Thanks – so what else should our readers know about your work and what you’re currently focused on?
I specialize in architecture and design. Within that, my aesthetic is soft, natural, and real. I’m not going for high contrast or flashy, my goal is to capture the feeling of the space rather than trying to document the space. What is ironic is the amount of work that must go into making it look as natural as walking into a space and snapping a photo. With my photos, the realism I offer is what sets me apart. What sets me apart as an individual is my flexibility. I understand the need to deliver a product that captures the true aesthetic of the design from the rich designs of historical structures to the mood of the modern. I am a natural collaborator, working with my clients to artistically capture the design that they created. My clients depend on me to convey the intent of their design on everything from a grand entry façade all the way to the little details and textures that give a space life.

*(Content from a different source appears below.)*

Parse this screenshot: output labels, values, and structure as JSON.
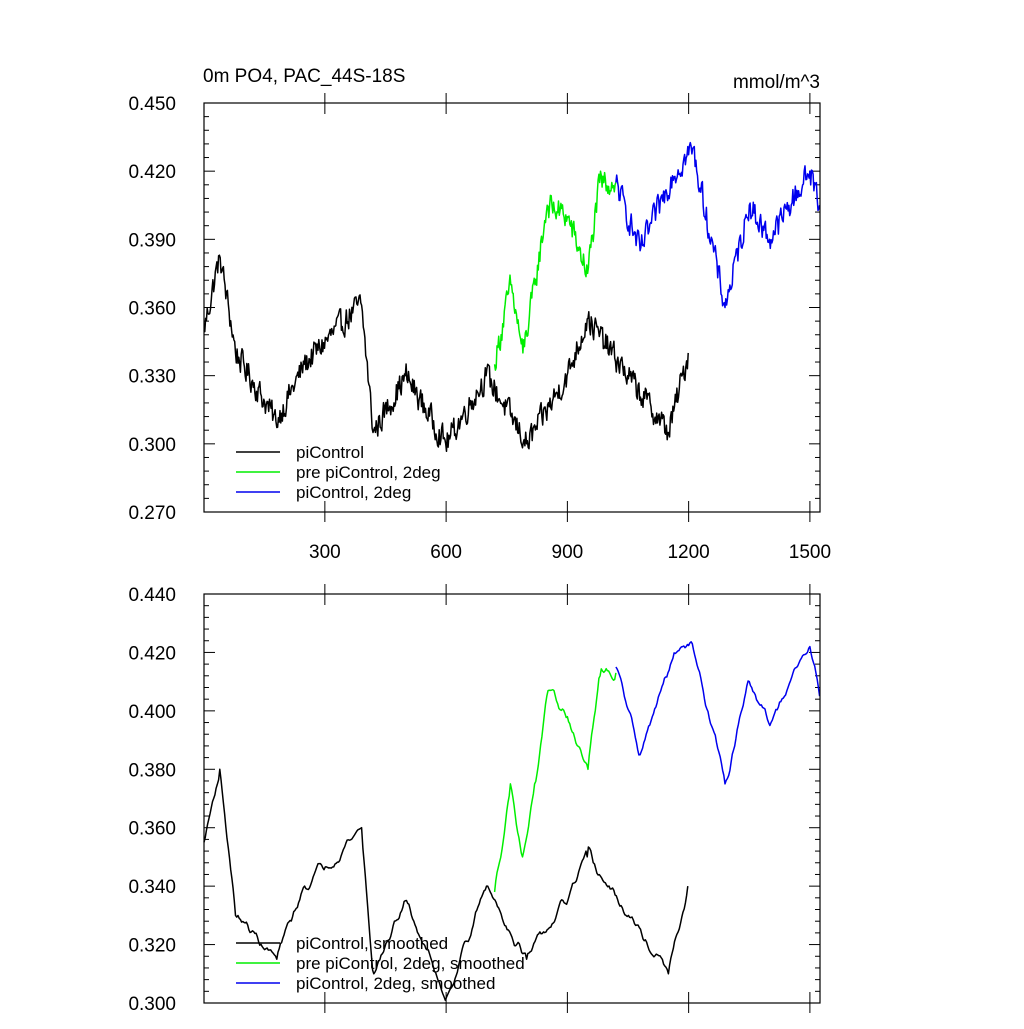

I spend a lot of time with the designers, sometimes up to 12 hours getting the blueprint of the work that needs to be done. To work with people in that way you have to be able to make it fun so I pride myself on my relaxed yet productive approach. There’s a lot of trust that designers put in me to translate their art to another medium, and that is so cool.
What was your favorite childhood memory?
I was a class clown in school but I walked that line between acting up; very ornery but very likable. I somehow finessed being disruptive but respectful at the same time. Senior year, my teacher allowed me to sit on the floor instead of my desk in a bargain to get me to stop talking. I was always somewhere between annoying and charming. As a kid, I tended to deep dive into activities full force and marinate in them for about two years at a time, learn as much as I could, squeeze everything out of it and then I would exhaust it and move onto the next thing I wanted to become obsessed with. I have very fond memories of an art teacher in Jr High; every two weeks or so we would have a new art project in this class and I would get overly involved on some projects and virtually ignore the ones I wasn’t hyper-focused on. This teacher understood this and let me prorate my grade based off of 4 projects a year.
Once I spent 4 months creating a 3ft papier-mache goblin. I don’t know now why I chose a goblin; I must have just thought it was cool. My teacher allowed me the space to fully absorb myself into these projects which set me up to be able to do the same in my adult creative life. In architectural photography, you don’t say, “good enough.” There must be excellence and that takes full absorption into the project you are working on. Thank you, Mrs. Preston!
Mom hated the goblin, so after living in my room for 6 months he got banished to the garage where she silently disposed of it sometime in the dark of night.